Question

A 200 mL glass containing 198 mL of water at 30°C. The expansion coefficient of volume is 4,4 x `10^(-4)`°C. If the glass and water are heated, the water will expand and spill at what temperature?

Answer 1

`\DeltaT = (\DeltaV)/(\gammaV) = (2 ml)/(198ml\times(4.4\times10^{-4} "per"\quad ^oC)) = 22.95 ^oC`

`T_f = T_i + \DeltaT = 30^oC + 22.95^oC = 52.95^oC.`

Explanation:

Let us assume that the volume of glass does not change and it is only the water that undergoes thermal expansion.

The coefficient of volume expansion is defined as follows:
`\gamma \equiv 1/V(\DeltaV)/(\DeltaT)` ...... (1)

`\DeltaV` : Change in volume for a temperature change of `\DeltaT`,
`V\qquad` : Initial volume,
`\gamma\qquad` : Coefficient of volume expansion.
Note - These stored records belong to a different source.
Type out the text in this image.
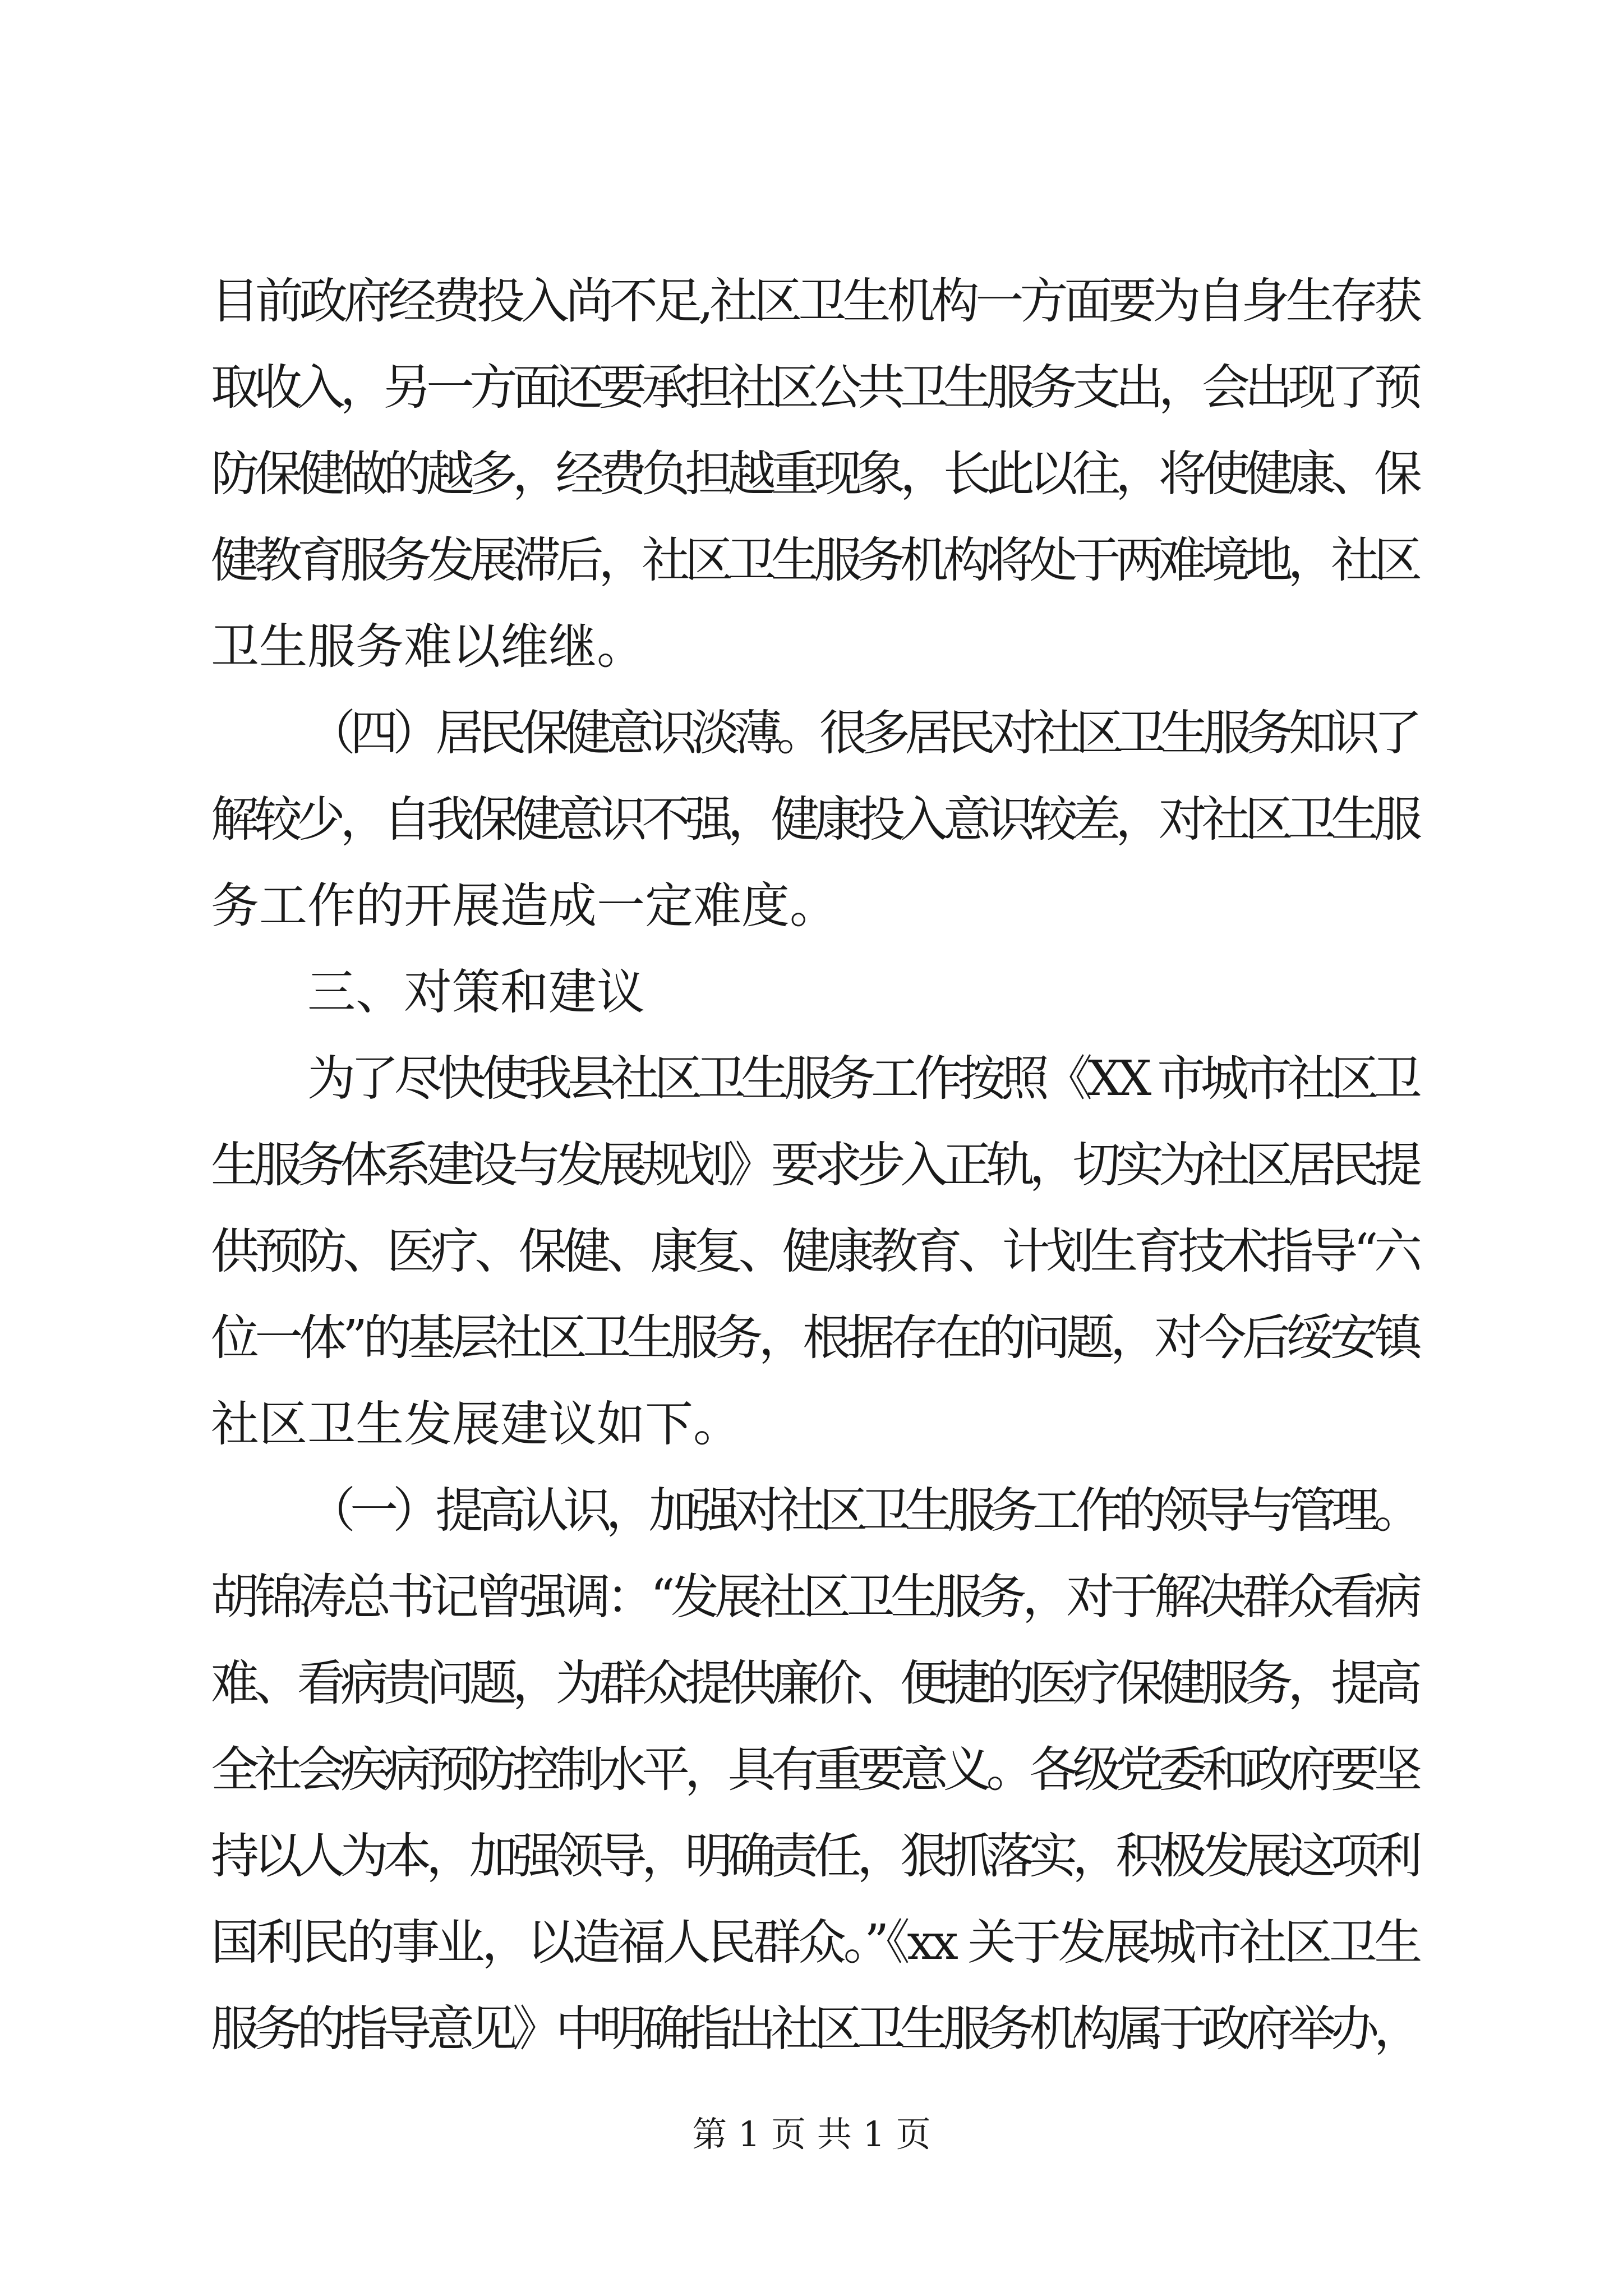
目前政府经费投入尚不足,社区卫生机构一方面要为自身生存获
取收入，另一方面还要承担社区公共卫生服务支出，会出现了预
防保健做的越多，经费负担越重现象，长此以往，将使健康、保
健教育服务发展滞后，社区卫生服务机构将处于两难境地，社区
卫生服务难以维继。
（四）居民保健意识淡薄。很多居民对社区卫生服务知识了
解较少，自我保健意识不强，健康投入意识较差，对社区卫生服
务工作的开展造成一定难度。
三、对策和建议
为了尽快使我县社区卫生服务工作按照《XX 市城市社区卫
生服务体系建设与发展规划》要求步入正轨，切实为社区居民提
供预防、医疗、保健、康复、健康教育、计划生育技术指导“六
位一体”的基层社区卫生服务，根据存在的问题，对今后绥安镇
社区卫生发展建议如下。
（一）提高认识，加强对社区卫生服务工作的领导与管理。
胡锦涛总书记曾强调：“发展社区卫生服务，对于解决群众看病
难、看病贵问题，为群众提供廉价、便捷的医疗保健服务，提高
全社会疾病预防控制水平，具有重要意义。各级党委和政府要坚
持以人为本，加强领导，明确责任，狠抓落实，积极发展这项利
国利民的事业，以造福人民群众。”《xx 关于发展城市社区卫生
服务的指导意见》中明确指出社区卫生服务机构属于政府举办，
第 1 页 共 1 页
To fill the beaker the volume of water must expand from `198` `ml` to `200` `ml`, which is a volume change of `dV = 2` `ml`.

To calculate the increase in temperature that is required to accomplish this volume change, invert equation (1) and write it as,

`\DeltaT = (\DeltaV)/(\gammaV) = (2 ml)/(198ml\times(4.4\times10^{-4} "per"\quad ^oC)) = 22.95 ^oC`

So the temperature at which the water will start overflowing is,

`T_f = T_i + \DeltaT = 30^oC + 22.95^oC = 52.95^oC.`